Supreme Court Puts To Rest The Meaning Of “Changing Clothes”

February 6, 2014

In Sandifer v. U.S. Steel Corp., the Supreme Court held that time spent donning and doffing workplace gear by a class of U.S. Steel unionized employees was not compensable under the terms of the parties’ collective bargaining agreement.

Sandifer and others filed a collective action under the Fair Labor Standards Act (“FLSA”), seeking backpay for time spent donning and doffing required protective gear.  U.S. Steel argued that this activity, which would otherwise be compensable under the FLSA, was non-compensable pursuant to a collective bargaining provision that time spent changing in and out of “clothes” was non-compensable.

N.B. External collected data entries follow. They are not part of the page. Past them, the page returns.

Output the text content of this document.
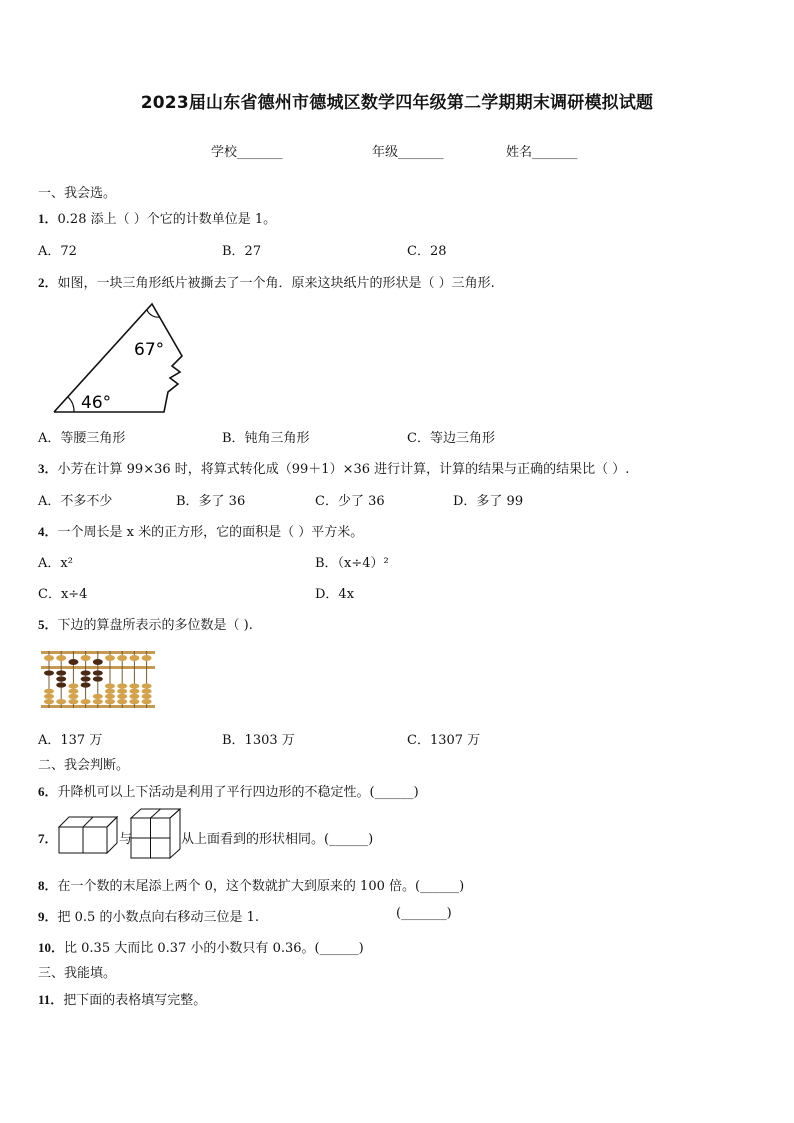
2023届山东省德州市德城区数学四年级第二学期期末调研模拟试题
学校_______	年级_______	姓名_______
一、我会选。
1．0.28 添上（ ）个它的计数单位是 1。
A．72	B．27	C．28
2．如图，一块三角形纸片被撕去了一个角．原来这块纸片的形状是（ ）三角形.
67°
46°
A．等腰三角形	B．钝角三角形	C．等边三角形
3．小芳在计算 99×36 时，将算式转化成（99＋1）×36 进行计算，计算的结果与正确的结果比（ ）.
A．不多不少	B．多了 36	C．少了 36	D．多了 99
4．一个周长是 x 米的正方形，它的面积是（ ）平方米。
A．x²	B．（x÷4）²
C．x÷4	D．4x
5．下边的算盘所表示的多位数是（ ).
A．137 万	B．1303 万	C．1307 万
二、我会判断。
6．升降机可以上下活动是利用了平行四边形的不稳定性。(______)
7．	与	从上面看到的形状相同。(______)
8．在一个数的末尾添上两个 0，这个数就扩大到原来的 100 倍。(______)
9．把 0.5 的小数点向右移动三位是 1.	(_______)
10．比 0.35 大而比 0.37 小的小数只有 0.36。(______)
三、我能填。
11．把下面的表格填写完整。
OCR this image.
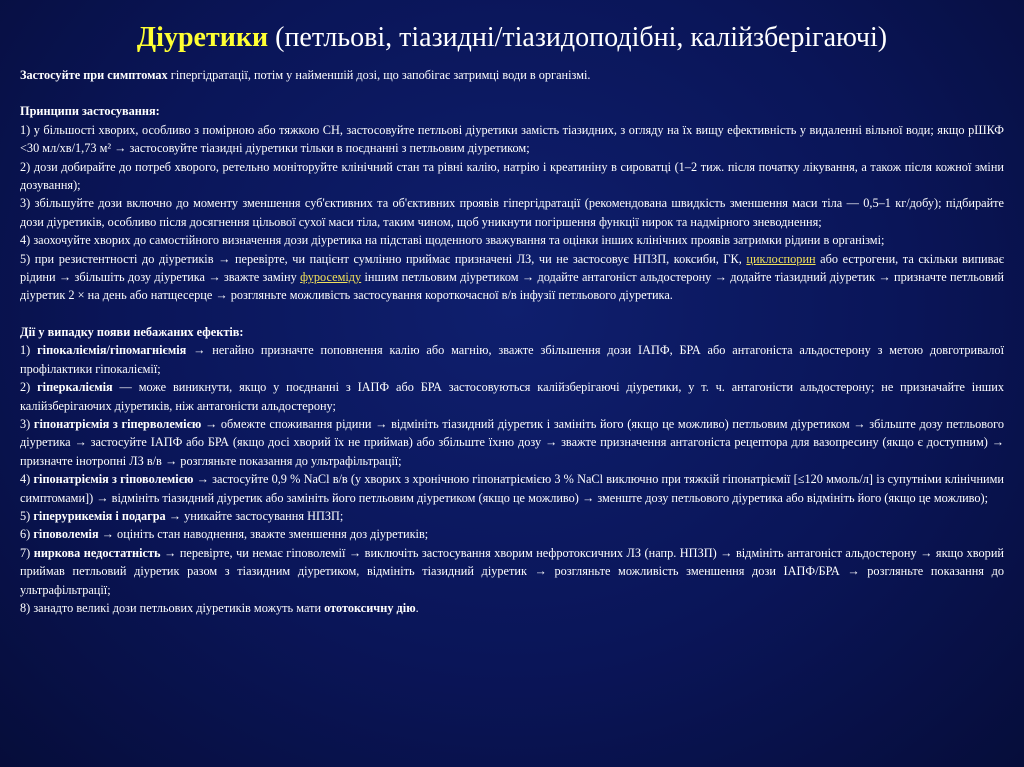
Діуретики (петльові, тіазидні/тіазидоподібні, калійзберігаючі)

Застосуйте при симптомах гіпергідратації, потім у найменшій дозі, що запобігає затримці води в організмі.

Принципи застосування:

1) у більшості хворих, особливо з помірною або тяжкою СН, застосовуйте петльові діуретики замість тіазидних, з огляду на їх вищу ефективність у видаленні вільної води; якщо рШКФ <30 мл/хв/1,73 м² → застосовуйте тіазидні діуретики тільки в поєднанні з петльовим діуретиком;

2) дози добирайте до потреб хворого, ретельно моніторуйте клінічний стан та рівні калію, натрію і креатиніну в сироватці (1–2 тиж. після початку лікування, а також після кожної зміни дозування);

3) збільшуйте дози включно до моменту зменшення суб'єктивних та об'єктивних проявів гіпергідратації (рекомендована швидкість зменшення маси тіла — 0,5–1 кг/добу); підбирайте дози діуретиків, особливо після досягнення цільової сухої маси тіла, таким чином, щоб уникнути погіршення функції нирок та надмірного зневоднення;

4) заохочуйте хворих до самостійного визначення дози діуретика на підставі щоденного зважування та оцінки інших клінічних проявів затримки рідини в організмі;

5) при резистентності до діуретиків → перевірте, чи пацієнт сумлінно приймає призначені ЛЗ, чи не застосовує НПЗП, коксиби, ГК, циклоспорин або естрогени, та скільки випиває рідини → збільшіть дозу діуретика → зважте заміну фуросеміду іншим петльовим діуретиком → додайте антагоніст альдостерону → додайте тіазидний діуретик → призначте петльовий діуретик 2 × на день або натщесерце → розгляньте можливість застосування короткочасної в/в інфузії петльового діуретика.

Дії у випадку появи небажаних ефектів:

1) гіпокаліємія/гіпомагніємія → негайно призначте поповнення калію або магнію, зважте збільшення дози ІАПФ, БРА або антагоніста альдостерону з метою довготривалої профілактики гіпокаліємії;

2) гіперкаліємія — може виникнути, якщо у поєднанні з ІАПФ або БРА застосовуються калійзберігаючі діуретики, у т. ч. антагоністи альдостерону; не призначайте інших калійзберігаючих діуретиків, ніж антагоністи альдостерону;

3) гіпонатріємія з гіперволемією → обмежте споживання рідини → відмініть тіазидний діуретик і замініть його (якщо це можливо) петльовим діуретиком → збільште дозу петльового діуретика → застосуйте ІАПФ або БРА (якщо досі хворий їх не приймав) або збільште їхню дозу → зважте призначення антагоніста рецептора для вазопресину (якщо є доступним) → призначте інотропні ЛЗ в/в → розгляньте показання до ультрафільтрації;

4) гіпонатріємія з гіповолемією → застосуйте 0,9 % NaCl в/в (у хворих з хронічною гіпонатріємією 3 % NaCl виключно при тяжкій гіпонатріємії [≤120 ммоль/л] із супутніми клінічними симптомами]) → відмініть тіазидний діуретик або замініть його петльовим діуретиком (якщо це можливо) → зменште дозу петльового діуретика або відмініть його (якщо це можливо);

5) гіперурикемія і подагра → уникайте застосування НПЗП;

6) гіповолемія → оцініть стан наводнення, зважте зменшення доз діуретиків;

7) ниркова недостатність → перевірте, чи немає гіповолемії → виключіть застосування хворим нефротоксичних ЛЗ (напр. НПЗП) → відмініть антагоніст альдостерону → якщо хворий приймав петльовий діуретик разом з тіазидним діуретиком, відмініть тіазидний діуретик → розгляньте можливість зменшення дози ІАПФ/БРА → розгляньте показання до ультрафільтрації;

8) занадто великі дози петльових діуретиків можуть мати ототоксичну дію.
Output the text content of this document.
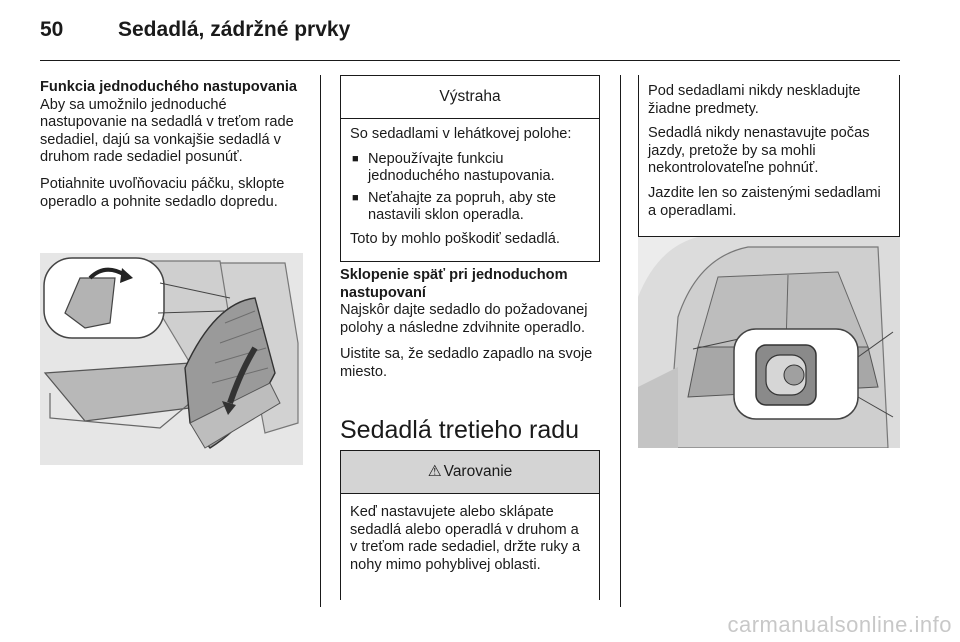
50	Sedadlá, zádržné prvky
Funkcia jednoduchého nastupovania

Aby sa umožnilo jednoduché nastupovanie na sedadlá v treťom rade sedadiel, dajú sa vonkajšie sedadlá v druhom rade sedadiel posunúť.

Potiahnite uvoľňovaciu páčku, sklopte operadlo a pohnite sedadlo dopredu.

Výstraha

So sedadlami v lehátkovej polohe:

■ Nepoužívajte funkciu jednoduchého nastupovania.
■ Neťahajte za popruh, aby ste nastavili sklon operadla.

Toto by mohlo poškodiť sedadlá.

Sklopenie späť pri jednoduchom nastupovaní

Najskôr dajte sedadlo do požadovanej polohy a následne zdvihnite operadlo.

Uistite sa, že sedadlo zapadlo na svoje miesto.

Sedadlá tretieho radu
⚠ Varovanie

Keď nastavujete alebo sklápate sedadlá alebo operadlá v druhom a v treťom rade sedadiel, držte ruky a nohy mimo pohyblivej oblasti.

Pod sedadlami nikdy neskladujte žiadne predmety.

Sedadlá nikdy nenastavujte počas jazdy, pretože by sa mohli nekontrolovateľne pohnúť.

Jazdite len so zaistenými sedadlami a operadlami.

carmanualsonline.info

The Court held that “clothes” denotes “items that are both designed and used to cover the body and are commonly regarded as articles of dress.”  Further, time spent “changing clothes” includes time spent altering dress.  The Court ruled that gear, including a flame-retardant jacket, pants, and gloves constituted clothes as they are designed and used to cover the body, while glasses, earplugs, and respirators failed to qualify.  When changing clothes and non-clothes are involved, the Court directed that the inquiry should be whether, “on the whole,” the activity is fairly characterized as time spent “changing clothes.”  If so, then the entire period is governed by the collective bargaining arrangement.

Sandifer is a substantial victory for unionized employers who have either expressly negotiated for or established a practice of not compensating for donning and doffing time.  For those employers not impacted by the decision, the traditional FLSA rule applies – donning and doffing is compensable if it is “integral and indispensable” to a principal work activity.